Why is this a problem? Well, while billions of dollars worth of trading is taking place on a dark pool, retail investors are none the wiser before it gets too late. On June 25, $40 billion worth of buying is estimated to have took place on AMC stock in dark pools, with $10 billion in selling.
If all dark pool trades took place on the open market, the price would propel to crazy numbers – and in turn, make normal people rich. But because hedge funds and other financiers appear to be routing their sales through the open market and buys through the dark pool, it’s keeping the price low and strong-arming people into selling their positions, without any oversight from the SEC.

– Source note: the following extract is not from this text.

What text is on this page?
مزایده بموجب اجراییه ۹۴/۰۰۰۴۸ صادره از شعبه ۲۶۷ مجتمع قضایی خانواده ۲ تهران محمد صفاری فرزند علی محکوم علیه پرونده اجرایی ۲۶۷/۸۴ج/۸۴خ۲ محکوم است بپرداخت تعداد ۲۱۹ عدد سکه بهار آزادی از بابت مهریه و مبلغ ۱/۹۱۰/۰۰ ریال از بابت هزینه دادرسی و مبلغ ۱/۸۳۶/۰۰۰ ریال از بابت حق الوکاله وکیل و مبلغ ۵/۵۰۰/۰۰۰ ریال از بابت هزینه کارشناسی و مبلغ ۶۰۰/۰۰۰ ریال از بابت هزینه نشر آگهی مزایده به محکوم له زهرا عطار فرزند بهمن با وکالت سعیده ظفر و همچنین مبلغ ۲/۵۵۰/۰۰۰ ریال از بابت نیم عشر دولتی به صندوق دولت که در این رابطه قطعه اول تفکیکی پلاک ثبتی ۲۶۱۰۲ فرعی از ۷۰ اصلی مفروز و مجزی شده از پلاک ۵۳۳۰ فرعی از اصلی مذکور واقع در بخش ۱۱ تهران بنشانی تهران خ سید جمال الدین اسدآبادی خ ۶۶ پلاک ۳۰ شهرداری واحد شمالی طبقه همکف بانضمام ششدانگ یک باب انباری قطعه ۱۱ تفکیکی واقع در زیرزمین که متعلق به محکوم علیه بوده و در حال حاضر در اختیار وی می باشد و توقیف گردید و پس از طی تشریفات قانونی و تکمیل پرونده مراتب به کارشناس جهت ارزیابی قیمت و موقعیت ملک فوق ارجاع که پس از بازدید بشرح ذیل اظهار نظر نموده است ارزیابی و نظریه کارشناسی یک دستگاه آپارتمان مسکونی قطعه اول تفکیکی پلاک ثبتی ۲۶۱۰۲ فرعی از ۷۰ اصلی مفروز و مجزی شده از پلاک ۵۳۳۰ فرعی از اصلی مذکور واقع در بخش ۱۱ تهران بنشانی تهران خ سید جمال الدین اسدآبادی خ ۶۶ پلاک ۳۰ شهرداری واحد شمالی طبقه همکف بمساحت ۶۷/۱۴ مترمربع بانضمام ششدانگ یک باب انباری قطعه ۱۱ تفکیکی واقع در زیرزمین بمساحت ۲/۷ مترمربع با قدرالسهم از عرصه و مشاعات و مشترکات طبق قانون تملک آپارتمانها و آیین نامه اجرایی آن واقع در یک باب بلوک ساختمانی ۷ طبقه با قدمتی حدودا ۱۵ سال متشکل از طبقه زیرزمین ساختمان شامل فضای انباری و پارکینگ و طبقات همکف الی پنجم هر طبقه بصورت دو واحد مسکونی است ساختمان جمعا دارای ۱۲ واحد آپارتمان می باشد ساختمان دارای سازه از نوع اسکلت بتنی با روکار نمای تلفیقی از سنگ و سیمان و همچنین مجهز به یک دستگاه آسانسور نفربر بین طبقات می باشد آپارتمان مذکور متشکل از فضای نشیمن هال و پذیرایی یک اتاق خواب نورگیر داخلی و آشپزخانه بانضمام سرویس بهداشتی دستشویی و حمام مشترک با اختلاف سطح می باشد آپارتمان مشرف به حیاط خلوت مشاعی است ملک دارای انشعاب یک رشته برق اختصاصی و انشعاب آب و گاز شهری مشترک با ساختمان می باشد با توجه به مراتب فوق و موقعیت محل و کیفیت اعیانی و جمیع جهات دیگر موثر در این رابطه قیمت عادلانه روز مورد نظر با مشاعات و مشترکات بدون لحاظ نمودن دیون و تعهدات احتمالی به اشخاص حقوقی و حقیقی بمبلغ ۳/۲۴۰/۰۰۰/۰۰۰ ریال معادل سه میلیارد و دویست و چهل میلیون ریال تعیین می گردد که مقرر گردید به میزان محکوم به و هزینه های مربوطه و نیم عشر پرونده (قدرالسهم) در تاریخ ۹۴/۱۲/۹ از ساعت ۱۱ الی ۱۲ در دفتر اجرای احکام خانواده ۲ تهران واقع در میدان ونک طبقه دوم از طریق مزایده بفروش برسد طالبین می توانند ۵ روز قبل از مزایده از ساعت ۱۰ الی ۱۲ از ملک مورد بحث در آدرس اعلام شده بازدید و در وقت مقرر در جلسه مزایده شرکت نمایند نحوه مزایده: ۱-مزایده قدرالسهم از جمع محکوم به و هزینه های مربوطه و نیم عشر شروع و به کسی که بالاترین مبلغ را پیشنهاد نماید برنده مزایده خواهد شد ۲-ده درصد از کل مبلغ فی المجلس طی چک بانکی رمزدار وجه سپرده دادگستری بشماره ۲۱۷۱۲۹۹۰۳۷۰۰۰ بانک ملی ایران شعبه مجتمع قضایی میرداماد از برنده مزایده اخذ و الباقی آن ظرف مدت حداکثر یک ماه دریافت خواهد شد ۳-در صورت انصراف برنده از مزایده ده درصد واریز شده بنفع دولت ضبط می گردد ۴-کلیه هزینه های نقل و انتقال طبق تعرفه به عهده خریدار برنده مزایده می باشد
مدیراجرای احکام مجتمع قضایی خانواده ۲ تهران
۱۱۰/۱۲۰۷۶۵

‘Hear me out. On 3/23, the dark pool volume was 59%. Over the past 20 days, average has been 62%. With 73% today, one thing has been made abundantly clear to me: They are losing control of this situation. I’m angry, but I’m looking at this from another perspective,’ one user wrote.
‘Former Wall Street lawyer here. Do Apes know that the SEC could halt or suspend Dark Pool trading any time they want? The govt tests pilot programs all the time. Why not pause for 30 days???’ another wrote, echoing widespread pressure on the commission to curb dark pools amid such unprecedented volume.
‘With AMC, we know that they are trading HUGE volumes of this stock between themselves. These huge volumes would obviously affect the share price… why do you think so many shares of AMC are being traded via dark pools? If all the buy orders for AMC were executed on the open market, the share price for AMC would be ridiculously high right now,’ Redditor ArcherOk6223 wrote.
‘As of now? We can do sweet FA. As always, all we can do is buy and hold. When they get together in their dark pools to trade, all they will see is nobody selling and everyone wanting to buy,’ they added.